Il était simple

Jeannette Legland (1924)

Charles et moi avons grandi dans le même bourg. Mes parents étaient commerçants et ceux de Charles servaient dans un château où lui était cocher et elle cuisinière. Quand ils ont quitté le château ils sont devenus nos voisins. C’est là que nous nous sommes mariés, en continuant à travailler sur les marchés avec les parents.

Un jour Charles voit une affiche annonçant la venue à Nantes de Lanza del Vasto pour une conférence, il avait lu le Pèlerinage aux sources et était curieux de rencontrer l’auteur. Ce fut le coup de foudre ! Pour Charles tout ce que disait Shantidas sur la non-violence était évident. Il souhaitait entrer tout de suite dans la communauté, mais ce ne fut pas possible car elle était dans l’incapacité à ce moment-là de recevoir des familles. Si bien que nous sommes entrés en communauté beaucoup plus tard, une fois nos enfants élevés.

À cette causerie, j’avais trouvé Shantidas formidable ! On m’avait dit qu’il était un intellectuel et j’avais peur de ne pas comprendre, moi qui avais quitté l’école à 11 ans. En fait son discours était très clair. J’ai tout de suite été séduite et j’ai dit à Charles: « C’est la vérité. »
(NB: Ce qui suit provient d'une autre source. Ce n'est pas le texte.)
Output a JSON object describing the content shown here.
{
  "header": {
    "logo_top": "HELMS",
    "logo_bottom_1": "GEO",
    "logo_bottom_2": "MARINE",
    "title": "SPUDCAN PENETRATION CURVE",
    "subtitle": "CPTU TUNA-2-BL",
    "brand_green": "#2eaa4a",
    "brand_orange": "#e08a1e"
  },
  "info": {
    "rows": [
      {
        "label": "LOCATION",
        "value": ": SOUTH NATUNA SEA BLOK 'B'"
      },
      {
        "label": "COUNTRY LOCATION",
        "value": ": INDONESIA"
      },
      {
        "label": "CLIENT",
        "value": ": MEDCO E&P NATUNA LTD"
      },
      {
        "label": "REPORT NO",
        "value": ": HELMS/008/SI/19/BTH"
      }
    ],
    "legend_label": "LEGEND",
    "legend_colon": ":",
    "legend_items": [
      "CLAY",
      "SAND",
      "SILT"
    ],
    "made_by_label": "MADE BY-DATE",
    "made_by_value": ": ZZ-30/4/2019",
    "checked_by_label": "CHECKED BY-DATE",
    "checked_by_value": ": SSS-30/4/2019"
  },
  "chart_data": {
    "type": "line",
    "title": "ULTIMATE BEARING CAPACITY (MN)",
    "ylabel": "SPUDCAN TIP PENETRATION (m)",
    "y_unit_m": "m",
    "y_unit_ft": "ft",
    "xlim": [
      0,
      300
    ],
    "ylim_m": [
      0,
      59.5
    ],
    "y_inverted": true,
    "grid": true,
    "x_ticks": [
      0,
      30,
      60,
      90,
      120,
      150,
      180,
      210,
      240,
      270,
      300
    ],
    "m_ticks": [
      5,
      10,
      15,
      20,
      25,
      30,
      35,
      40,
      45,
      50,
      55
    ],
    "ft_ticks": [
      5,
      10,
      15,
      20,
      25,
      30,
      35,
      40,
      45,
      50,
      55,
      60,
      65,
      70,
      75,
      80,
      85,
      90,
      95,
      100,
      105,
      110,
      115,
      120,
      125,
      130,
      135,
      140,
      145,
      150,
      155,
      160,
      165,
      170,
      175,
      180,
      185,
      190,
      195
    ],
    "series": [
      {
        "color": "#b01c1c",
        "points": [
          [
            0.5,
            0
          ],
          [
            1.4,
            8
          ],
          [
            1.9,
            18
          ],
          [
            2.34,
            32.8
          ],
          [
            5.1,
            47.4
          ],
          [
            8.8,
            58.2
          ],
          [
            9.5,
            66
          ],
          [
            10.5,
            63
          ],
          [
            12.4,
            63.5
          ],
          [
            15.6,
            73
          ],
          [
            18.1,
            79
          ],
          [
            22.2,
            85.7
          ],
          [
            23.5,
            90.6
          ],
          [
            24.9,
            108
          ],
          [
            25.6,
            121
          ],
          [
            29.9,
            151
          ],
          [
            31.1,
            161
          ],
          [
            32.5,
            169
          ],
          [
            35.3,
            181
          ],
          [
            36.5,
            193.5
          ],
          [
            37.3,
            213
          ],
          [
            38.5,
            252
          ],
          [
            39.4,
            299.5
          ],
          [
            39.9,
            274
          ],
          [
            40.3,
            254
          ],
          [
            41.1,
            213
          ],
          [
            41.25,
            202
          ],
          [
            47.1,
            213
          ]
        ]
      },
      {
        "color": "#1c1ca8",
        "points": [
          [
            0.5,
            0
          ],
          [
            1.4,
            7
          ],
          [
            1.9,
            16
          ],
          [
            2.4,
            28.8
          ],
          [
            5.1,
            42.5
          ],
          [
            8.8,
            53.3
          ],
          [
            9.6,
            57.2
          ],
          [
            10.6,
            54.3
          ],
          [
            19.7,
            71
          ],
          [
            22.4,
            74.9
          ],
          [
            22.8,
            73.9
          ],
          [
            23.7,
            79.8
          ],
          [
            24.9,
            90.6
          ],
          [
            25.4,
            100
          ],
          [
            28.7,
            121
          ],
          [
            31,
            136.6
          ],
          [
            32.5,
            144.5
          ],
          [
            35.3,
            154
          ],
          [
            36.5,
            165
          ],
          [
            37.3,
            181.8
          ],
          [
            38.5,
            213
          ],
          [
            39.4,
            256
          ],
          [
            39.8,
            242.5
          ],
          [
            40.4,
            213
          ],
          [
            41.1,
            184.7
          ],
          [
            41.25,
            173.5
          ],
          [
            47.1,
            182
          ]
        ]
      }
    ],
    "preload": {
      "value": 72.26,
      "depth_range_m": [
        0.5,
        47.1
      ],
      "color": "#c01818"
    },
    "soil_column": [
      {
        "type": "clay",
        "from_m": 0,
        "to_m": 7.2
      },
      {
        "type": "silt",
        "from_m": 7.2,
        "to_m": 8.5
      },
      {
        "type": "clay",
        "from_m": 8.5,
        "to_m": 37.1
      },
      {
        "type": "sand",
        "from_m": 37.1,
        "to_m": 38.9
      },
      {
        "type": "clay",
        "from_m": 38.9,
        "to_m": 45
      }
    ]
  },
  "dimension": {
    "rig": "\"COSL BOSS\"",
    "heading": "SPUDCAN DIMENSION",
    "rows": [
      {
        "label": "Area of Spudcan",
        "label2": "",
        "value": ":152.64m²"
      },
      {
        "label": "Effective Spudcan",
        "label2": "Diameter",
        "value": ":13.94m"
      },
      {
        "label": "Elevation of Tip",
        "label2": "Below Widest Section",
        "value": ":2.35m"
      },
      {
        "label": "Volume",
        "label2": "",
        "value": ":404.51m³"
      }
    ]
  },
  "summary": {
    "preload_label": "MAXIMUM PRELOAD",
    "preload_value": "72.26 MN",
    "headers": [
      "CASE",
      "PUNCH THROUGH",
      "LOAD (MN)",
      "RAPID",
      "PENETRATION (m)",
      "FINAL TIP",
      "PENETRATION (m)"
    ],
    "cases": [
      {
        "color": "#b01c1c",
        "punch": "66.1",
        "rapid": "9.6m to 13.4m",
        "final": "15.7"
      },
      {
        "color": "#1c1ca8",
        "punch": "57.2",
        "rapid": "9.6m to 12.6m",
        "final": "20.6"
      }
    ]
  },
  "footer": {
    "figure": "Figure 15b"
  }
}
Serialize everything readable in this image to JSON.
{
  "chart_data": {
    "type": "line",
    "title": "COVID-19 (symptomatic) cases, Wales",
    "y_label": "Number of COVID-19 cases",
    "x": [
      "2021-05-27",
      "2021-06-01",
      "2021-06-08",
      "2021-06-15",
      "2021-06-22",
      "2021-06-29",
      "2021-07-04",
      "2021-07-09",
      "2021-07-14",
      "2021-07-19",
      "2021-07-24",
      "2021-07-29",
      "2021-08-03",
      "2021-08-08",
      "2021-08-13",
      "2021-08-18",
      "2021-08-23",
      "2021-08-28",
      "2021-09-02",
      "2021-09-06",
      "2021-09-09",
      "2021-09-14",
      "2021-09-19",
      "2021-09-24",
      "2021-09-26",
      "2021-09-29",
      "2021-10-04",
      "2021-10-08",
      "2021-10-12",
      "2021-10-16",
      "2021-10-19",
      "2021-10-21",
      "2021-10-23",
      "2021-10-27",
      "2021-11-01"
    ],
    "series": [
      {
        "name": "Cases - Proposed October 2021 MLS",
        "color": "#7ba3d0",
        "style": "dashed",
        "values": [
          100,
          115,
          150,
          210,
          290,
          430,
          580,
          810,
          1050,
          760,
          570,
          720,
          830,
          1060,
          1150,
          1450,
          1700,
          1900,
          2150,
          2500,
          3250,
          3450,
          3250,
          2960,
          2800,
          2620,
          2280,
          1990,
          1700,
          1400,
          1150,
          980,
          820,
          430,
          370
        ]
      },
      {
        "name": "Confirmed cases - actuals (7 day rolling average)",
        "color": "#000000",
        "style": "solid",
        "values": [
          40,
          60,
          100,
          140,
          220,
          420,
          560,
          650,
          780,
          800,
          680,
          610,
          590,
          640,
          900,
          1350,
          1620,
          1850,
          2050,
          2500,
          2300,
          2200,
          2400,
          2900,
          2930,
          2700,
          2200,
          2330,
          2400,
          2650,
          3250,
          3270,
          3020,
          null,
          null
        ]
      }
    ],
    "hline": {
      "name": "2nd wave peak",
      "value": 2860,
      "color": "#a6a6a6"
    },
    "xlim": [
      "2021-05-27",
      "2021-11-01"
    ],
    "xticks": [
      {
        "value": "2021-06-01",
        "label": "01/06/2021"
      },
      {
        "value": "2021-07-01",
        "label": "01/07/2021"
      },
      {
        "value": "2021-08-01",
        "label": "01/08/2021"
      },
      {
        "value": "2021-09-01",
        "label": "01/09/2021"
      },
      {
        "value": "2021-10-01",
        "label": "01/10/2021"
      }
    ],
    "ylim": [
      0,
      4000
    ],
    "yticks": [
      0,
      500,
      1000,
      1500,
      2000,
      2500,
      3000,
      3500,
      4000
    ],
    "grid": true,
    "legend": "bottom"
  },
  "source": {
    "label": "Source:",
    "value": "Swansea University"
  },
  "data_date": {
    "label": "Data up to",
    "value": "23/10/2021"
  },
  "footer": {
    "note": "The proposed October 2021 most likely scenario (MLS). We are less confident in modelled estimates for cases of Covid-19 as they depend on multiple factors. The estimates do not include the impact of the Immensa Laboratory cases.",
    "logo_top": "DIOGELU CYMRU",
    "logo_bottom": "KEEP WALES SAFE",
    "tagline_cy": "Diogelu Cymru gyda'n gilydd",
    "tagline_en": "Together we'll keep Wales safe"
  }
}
L’année suivante, nous l’avons invité à la maison. Le contact était excellent. Nous avons donc constitué un groupe d’amis à Nantes. Charles était plus instruit que moi, ayant été au petit séminaire jusqu’au baccalauréat, mais Shantidas m’a toujours paru simple. Je n’osais pas le dire, car les gens le disaient intellectuel, mais moi je le trouvais simple. Évidemment il avait une certaine tenue, mais cela ne me gênait pas, puisqu’il était simple. Et j’ai toujours aimé ceux qui se tiennent, plus que ceux qui se traînent !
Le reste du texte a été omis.